Conditions & Treatments
The Emory MBNA Stroke Center uses a collaborative approach to stroke therapy to ensure that treatments are uniformly and appropriately provided for our patients. Treatments include drug therapy, surgery and interventional neuroradiology procedures. Below is an overview of each.
There are a wide variety of drugs that can be used to treat strokes. The patient's age and general physical condition must be considered, in addition to the severity and type of stroke that has occurred. Two basic drug therapies that are used for stroke include:
- Thrombolytic agents, which are drugs designed to dissolve the blood clot that is blocking a cerebral vessel, as with an Ischemic Stroke.

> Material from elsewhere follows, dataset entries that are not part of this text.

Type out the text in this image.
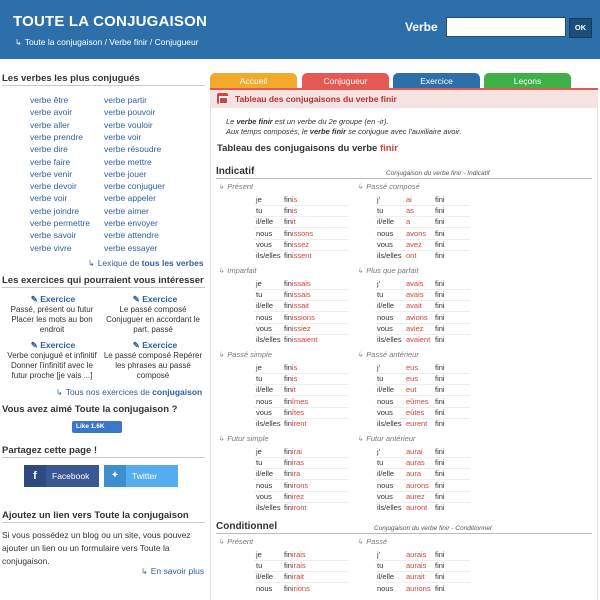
TOUTE LA CONJUGAISON
↳ Toute la conjugaison / Verbe finir / Conjugueur
Verbe	OK
Les verbes les plus conjugués
verbe être
verbe avoir
verbe aller
verbe prendre
verbe dire
verbe faire
verbe venir
verbe devoir
verbe voir
verbe joindre
verbe permettre
verbe savoir
verbe vivre
verbe partir
verbe pouvoir
verbe vouloir
verbe voir
verbe résoudre
verbe mettre
verbe jouer
verbe conjuguer
verbe appeler
verbe aimer
verbe envoyer
verbe attendre
verbe essayer
↳ Lexique de tous les verbes
Les exercices qui pourraient vous intéresser
✎ Exercice
Passé, présent ou futur Placer les mots au bon endroit
✎ Exercice
Le passé composé Conjuguer en accordant le part. passé
✎ Exercice
Verbe conjugué et infinitif Donner l'infinitif avec le futur proche [je vais ...]
✎ Exercice
Le passé composé Repérer les phrases au passé composé
↳ Tous nos exercices de conjugaison
Vous avez aimé Toute la conjugaison ?
Like 1.6K
Partagez cette page !
f	Facebook	✦	Twitter
Ajoutez un lien vers Toute la conjugaison
Si vous possédez un blog ou un site, vous pouvez ajouter un lien ou un formulaire vers Toute la conjugaison.
↳ En savoir plus
Accueil	Conjugueur	Exercice	Leçons
Tableau des conjugaisons du verbe finir
Le verbe finir est un verbe du 2e groupe (en -ir).
Aux temps composés, le verbe finir se conjugue avec l'auxiliaire avoir.
Tableau des conjugaisons du verbe finir
Indicatif	Conjugaison du verbe finir - Indicatif
Conditionnel	Conjugaison du verbe finir - Conditionnel
↳ Présent
je	finis
tu	finis
il/elle finit
nous finissons
vous finissez
ils/elles finissent
↳ Passé composé
j'	ai	fini
tu	as	fini
il/elle a	fini
nous avons fini
vous avez fini
ils/elles ont fini
↳ Imparfait
je	finissais
tu	finissais
il/elle finissait
nous finissions
vous finissiez
ils/elles finissaient
↳ Plus que parfait
j'	avais fini
tu	avais fini
il/elle avait fini
nous avions fini
vous aviez fini
ils/elles avaient fini
↳ Passé simple
je	finis
tu	finis
il/elle finit
nous finîmes
vous finîtes
ils/elles finirent
↳ Passé antérieur
j'	eus fini
tu	eus fini
il/elle eut fini
nous eûmes fini
vous eûtes fini
ils/elles eurent fini
↳ Futur simple
je	finirai
tu	finiras
il/elle finira
nous finirons
vous finirez
ils/elles finiront
↳ Futur antérieur
j'	aurai fini
tu	auras fini
il/elle aura fini
nous aurons fini
vous aurez fini
ils/elles auront fini
↳ Présent
je	finirais
tu	finirais
il/elle finirait
nous finirions
↳ Passé
j'	aurais fini
tu	aurais fini
il/elle aurait fini
nous aurions fini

- Neuro-protective agents, which are drugs that attempt to minimize brain damage by protecting brain neurons that can continue to be destroyed for several hours following a stroke.
All forms of surgery for intracranial aneurysms are practiced, including care of the most complex basilar and giant aneurysms. In many instances, care of patients with both aneurysms and vascular malformations is augmented by techniques of interventional neuroradiology that provide less invasive methods for treating selected conditions affecting the blood vessels of the brain and spinal cord. Some surgical methodologies include:
A complete array of vascular surgical procedures for stroke including:
- Carotid Endarterectomy, which involves the removal of plaque from the carotid artery that leads to blood flow in the brain.
- Surgery for Aneurysm, which involves placing a metal clip across the neck of the aneurysm to cure the aneurysm, prevent future bleeding and maintain blood flow through the normal arteries.
- Surgery for Arteriovenous Malformation, which involves the surgical removal of a cluster of abnormal vessels that could rupture.
- Brain Bypass Surgery: Selected patients may benefit from microsurgical bypass operation designed to increase blood flow to areas of the brain with inefficient blood flow.
The development of the operating microscope and microsurgical techniques revolutionized such fields as neurosurgery. The magnification and illumination provided by these techniques allow experienced neurosurgeons to perform the most delicate operations with less risk and better outcomes for the patient.
Interventional neuroradiology is an important, less invasive treatment of neurovascular disorders from inside the blood vessels. Using very small catheters, called microcatheters, inserted into the vessels through a tiny puncture in the groin, interventional neuroradiologists can reach almost any vessel in the brain or spinal cord in a minimally invasive fashion. These endovascular approaches can be used to open narrowed or blocked arteries, dissolve clots in brain arteries, repair certain aneurysms and close abnormal blood vessels that are at risk of bleeding. These methods often avoid the need for more invasive surgery.
The Emory MBNA Stroke Center includes three of the region's most experienced interventional neuroradiologists who are experts in these procedures and have been at the forefront of innovations in interventional techniques including:
- Endovascular Thrombolysis: This treatment allows neurosurgeons to treat blocked arteries by threading microcatheters from an artery in the groin to a blocked artery in the brain. Clot-busting drugs are injected into the artery to dissolve the clot and restore blood flow to the brain faster than many other medications.
- Cerebral Angioplasty and Stenting: This procedure uses balloons and/or stents, which are inserted via a catheter to open up the narrowed or blocked vessels in the brain.
- Aneurysm Coiling: Certain brain aneurysms can be treated by inserting a microcatheter into the aneurysm and filling it with coils made of soft platinum metal.
- Embolization: : During embolization, a catheter is threaded through the blood vessels until it reaches an abnormal tangle of blood vessels (such as a vascular malformation-AVM). One of a variety of materials can be injected through the microcatheter into the abnormal vessels to prevent future bleeding or to assist in the overall treatment of the malformation by other means such as surgery or radiosurgery.